Over 400 properties could change hands as real estate firms' debts mount
Creditors are seeking ownership of more than 400 properties across northern Ontario previously owned by 11 insolvent companies, one of the largest real estate holdings in the region.
The companies, including Balboa Inc., DSPLN Inc., and Happy Gilmore Inc., owned a combined 407 properties with a total of 631 residential units spanning Timmins, Sault Ste. Marie, and Sudbury, along with smaller holdings in Kirkland Lake, Capreol, Temiskaming Shores, and Val Caron.
Initially estimated at $144 million, the companies' total debt was later assessed at about $90 million, according to KSV Advisory, the firm overseeing the companies' Creditors Arrangement Act (CCAA) proceedings. In its recent report, KSV noted that creditors have submitted bids to take over most of these properties.
"In total, the monitor received 323 credit bids, each accompanied with the required deposit," the report read.
If the court approves these bids, KSV projected that around 84 properties will remain unsold in the portfolio. The court will review these bids and motions for ownership on October 30, one day before the current stay period for legal proceedings expires. KSV has also requested an extension to this stay through November to resolve the remaining property issues.
The companies involved in the insolvency case were led by former YTV child actor Robby Clark, business owners Aruba Butt and Ryan Molony, and real estate agent Dylan Suitor. Initially, the group told investors that the properties would be renovated and sold or rented at a profit, but CCAA filings revealed questionable spending and financial practices.

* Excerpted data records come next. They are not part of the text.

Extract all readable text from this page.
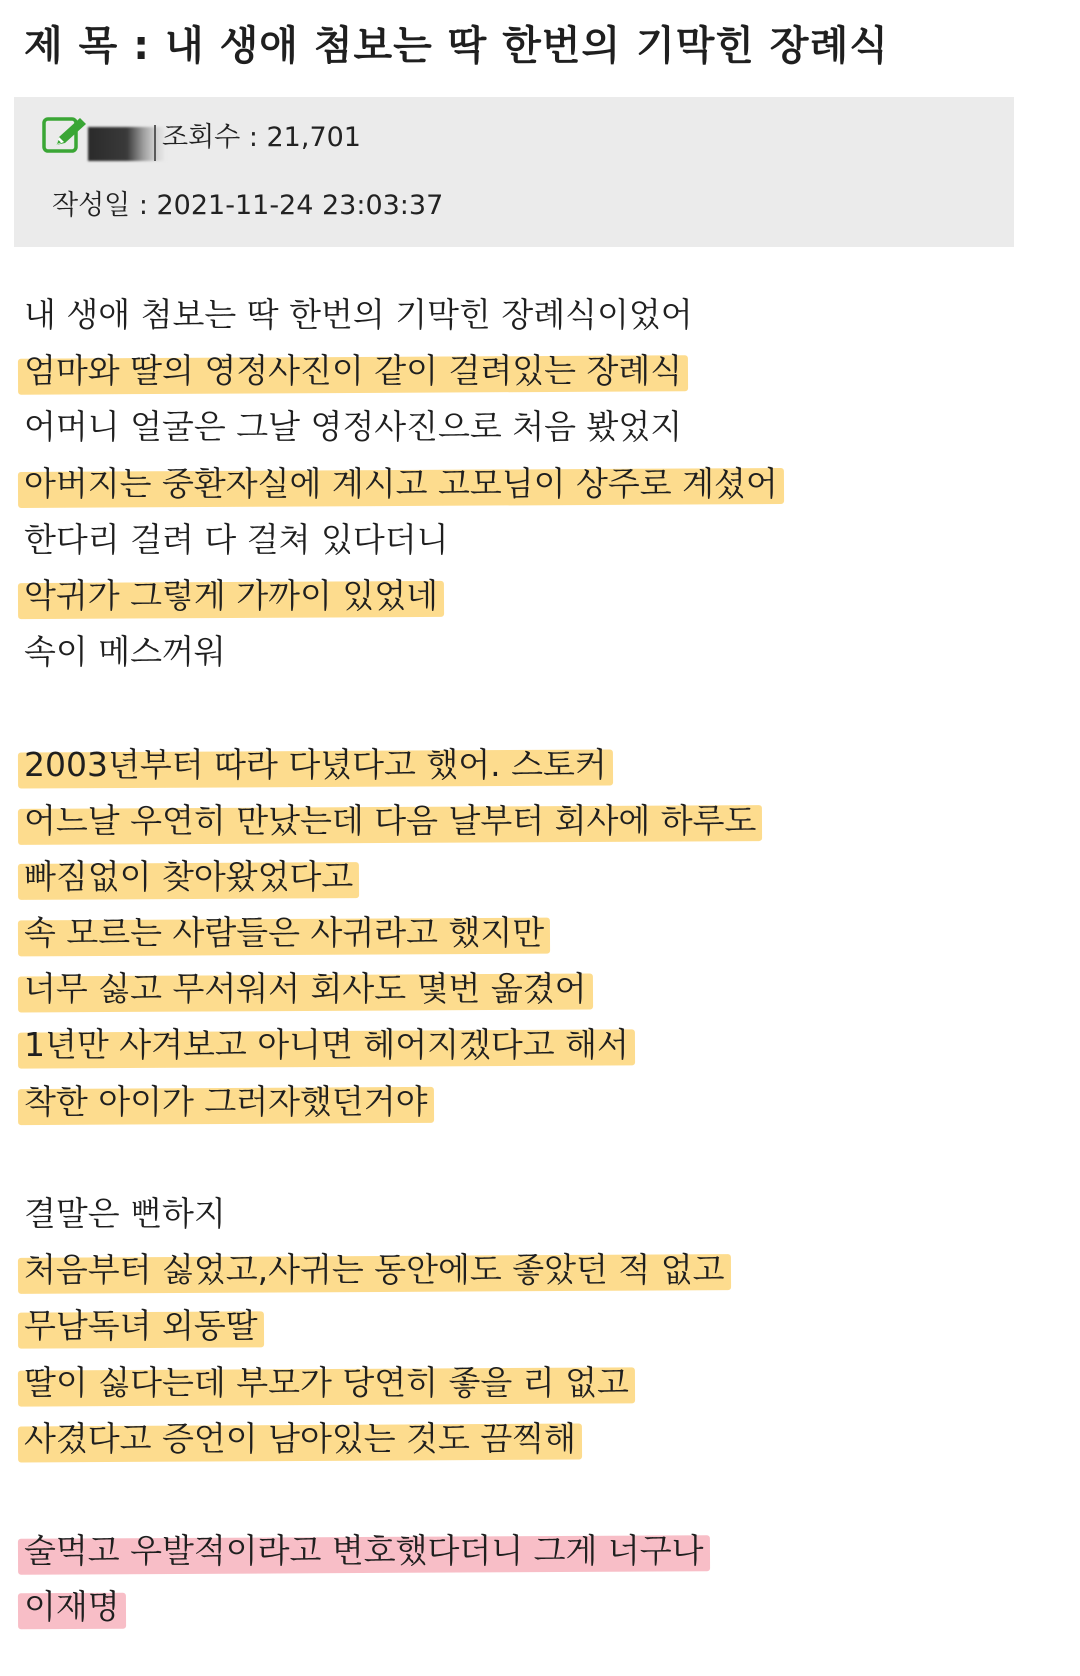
제 목 : 내 생애 첨보는 딱 한번의 기막힌 장례식
조회수 : 21,701
작성일 : 2021-11-24 23:03:37
내 생애 첨보는 딱 한번의 기막힌 장례식이었어
엄마와 딸의 영정사진이 같이 걸려있는 장례식
어머니 얼굴은 그날 영정사진으로 처음 봤었지
아버지는 중환자실에 계시고 고모님이 상주로 계셨어
한다리 걸려 다 걸쳐 있다더니
악귀가 그렇게 가까이 있었네
속이 메스꺼워
2003년부터 따라 다녔다고 했어. 스토커
어느날 우연히 만났는데 다음 날부터 회사에 하루도
빠짐없이 찾아왔었다고
속 모르는 사람들은 사귀라고 했지만
너무 싫고 무서워서 회사도 몇번 옮겼어
1년만 사겨보고 아니면 헤어지겠다고 해서
착한 아이가 그러자했던거야
결말은 뻔하지
처음부터 싫었고,사귀는 동안에도 좋았던 적 없고
무남독녀 외동딸
딸이 싫다는데 부모가 당연히 좋을 리 없고
사겼다고 증언이 남아있는 것도 끔찍해
술먹고 우발적이라고 변호했다더니 그게 너구나
이재명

Among the findings, at least $1 million was reportedly spent on unrelated luxury purchases, while high dividends were issued despite ongoing financial losses. A separate company owned by the same directors received substantial fees for managing the renovations.
In June, however, the business partners issued a statement disputing these findings, claiming that “key evidence” had been overlooked in the CCAA report.

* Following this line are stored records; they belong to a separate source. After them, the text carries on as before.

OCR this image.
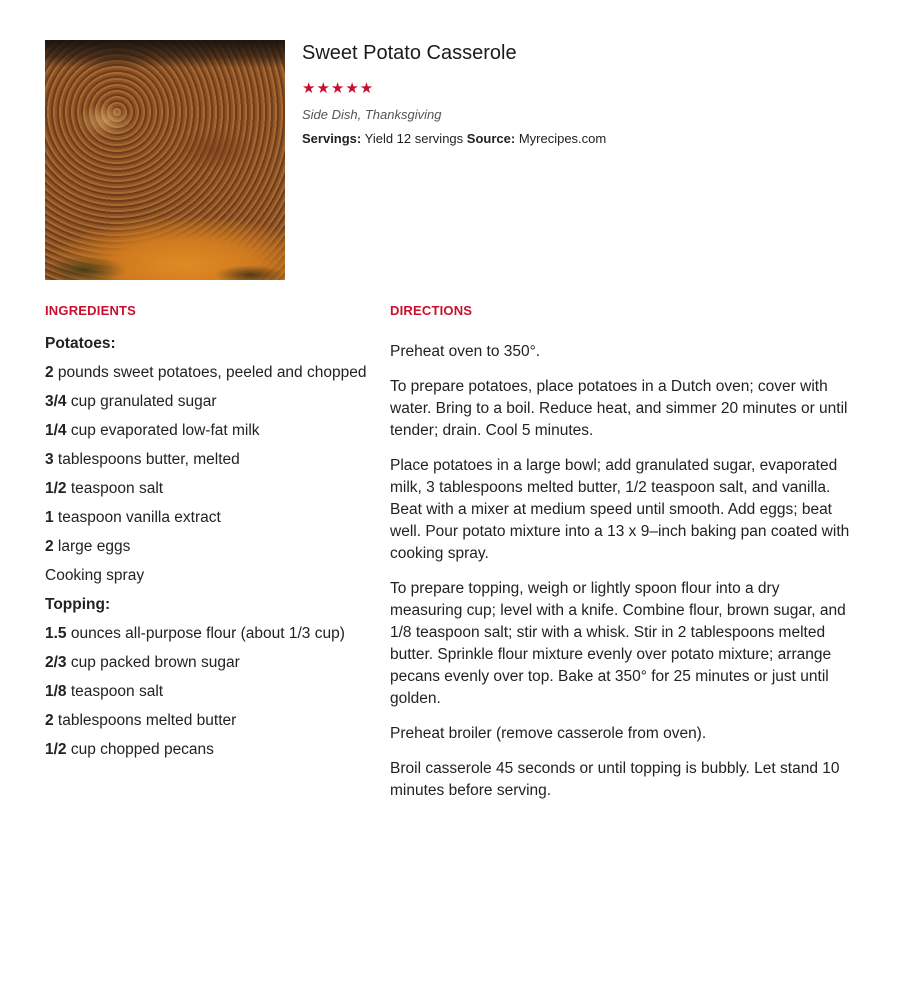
Sweet Potato Casserole
★★★★★
Side Dish, Thanksgiving
Servings: Yield 12 servings Source: Myrecipes.com
INGREDIENTS	DIRECTIONS
Potatoes:
2 pounds sweet potatoes, peeled and chopped
3/4 cup granulated sugar
1/4 cup evaporated low-fat milk
3 tablespoons butter, melted
1/2 teaspoon salt
1 teaspoon vanilla extract
2 large eggs
Cooking spray
Topping:
1.5 ounces all-purpose flour (about 1/3 cup)
2/3 cup packed brown sugar
1/8 teaspoon salt
2 tablespoons melted butter
1/2 cup chopped pecans

Preheat oven to 350°.

To prepare potatoes, place potatoes in a Dutch oven; cover with water. Bring to a boil. Reduce heat, and simmer 20 minutes or until tender; drain. Cool 5 minutes.

Place potatoes in a large bowl; add granulated sugar, evaporated milk, 3 tablespoons melted butter, 1/2 teaspoon salt, and vanilla. Beat with a mixer at medium speed until smooth. Add eggs; beat well. Pour potato mixture into a 13 x 9–inch baking pan coated with cooking spray.

To prepare topping, weigh or lightly spoon flour into a dry measuring cup; level with a knife. Combine flour, brown sugar, and 1/8 teaspoon salt; stir with a whisk. Stir in 2 tablespoons melted butter. Sprinkle flour mixture evenly over potato mixture; arrange pecans evenly over top. Bake at 350° for 25 minutes or just until golden.

Preheat broiler (remove casserole from oven).

Broil casserole 45 seconds or until topping is bubbly. Let stand 10 minutes before serving.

"The vast majority of the transactions cited as 'payments' to the principals are, in fact, reimbursements for standard business expenses," the statement said.
Read next: Building your business on trust
It further denied excessive luxury spending, calling such expenditures “related to company retreats and capital-raising activities.”
Meanwhile, some properties have been fined under the vacant property bylaw. According to local reports, multiple units in Sault Ste. Marie have been cited for violating the vacant property bylaw, while another property in Timmins, a known drug den, was recently demolished.